Finding a company to make the towels proved to be a greater challenge.

"We had to basically take a tablecloth manufacturer and a wet wipe manufacturer and kind of combine them," McCormick said.

Edberg and McCormick then brought in another partner, Dollar Loan Center owner Keith Bergh, and the team spent a year-and-a-half test marketing the 2-foot-by-4-foot wet towels, sending them to 30 different countries and handing them out to riders at the Sturgis motorcycle rally.

"We sent it to Afghanistan," McCormick said. "We sent it to Iraq, South America, Alaska."

McCormick then began the paperwork to get a contract with the U.S. General Services Administration, which arranges sales from the private sector to government organizations and the military. He also decided to get them in the field sooner by donating $50,000 worth of Klenz Towels to Operation USO Care Package.

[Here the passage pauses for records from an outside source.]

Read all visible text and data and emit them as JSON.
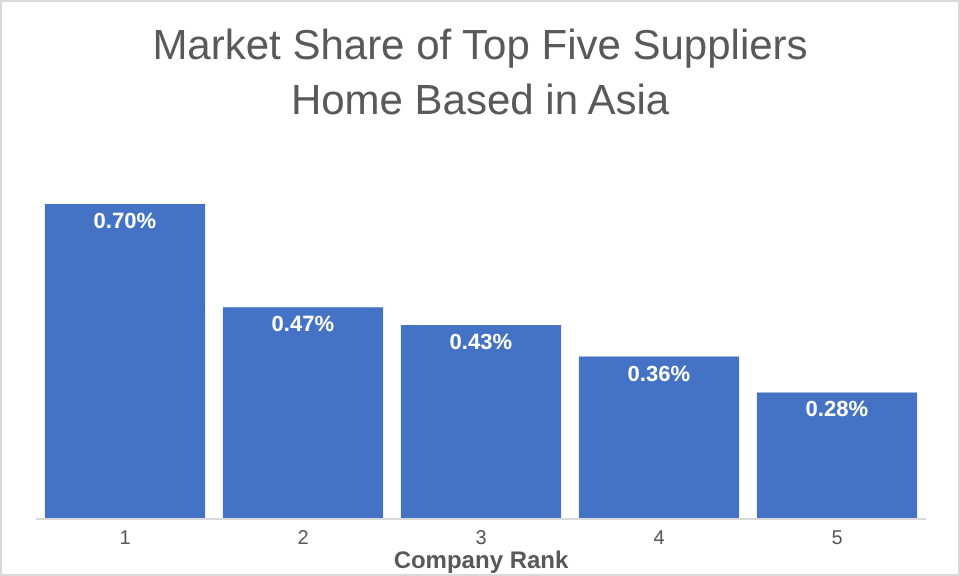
{
  "chart_data": {
    "type": "bar",
    "title": "Market Share of Top Five Suppliers\nHome Based in Asia",
    "xlabel": "Company Rank",
    "categories": [
      "1",
      "2",
      "3",
      "4",
      "5"
    ],
    "values": [
      0.7,
      0.47,
      0.43,
      0.36,
      0.28
    ],
    "value_labels": [
      "0.70%",
      "0.47%",
      "0.43%",
      "0.36%",
      "0.28%"
    ],
    "color": "#4472c4"
  }
}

The gamble paid off, as less than a half year later Klenz became partners with the USO and now serves as its hygiene product provider. Some 500,000 of the towels have since found their way into soldiers' hands.

Klenz's retail version of its towels, for use in camping, fishing, hunting, hiking and biking, sell for $3.78 each on the company's Web site, or about $104 for a case of 48. People can also send a 12-pack to an overseas soldier for $30.

Klenz did $38,000 in sales in 2008 and $300,000 in 2009. McCormick said he is hoping to reach $1.2 million this year as it increases its retail sales and works to break into the professional, college and high school sports markets.

McCormick said his ultimate goal is to produce the towels in a local manufacturing plant that hires disabled veterans.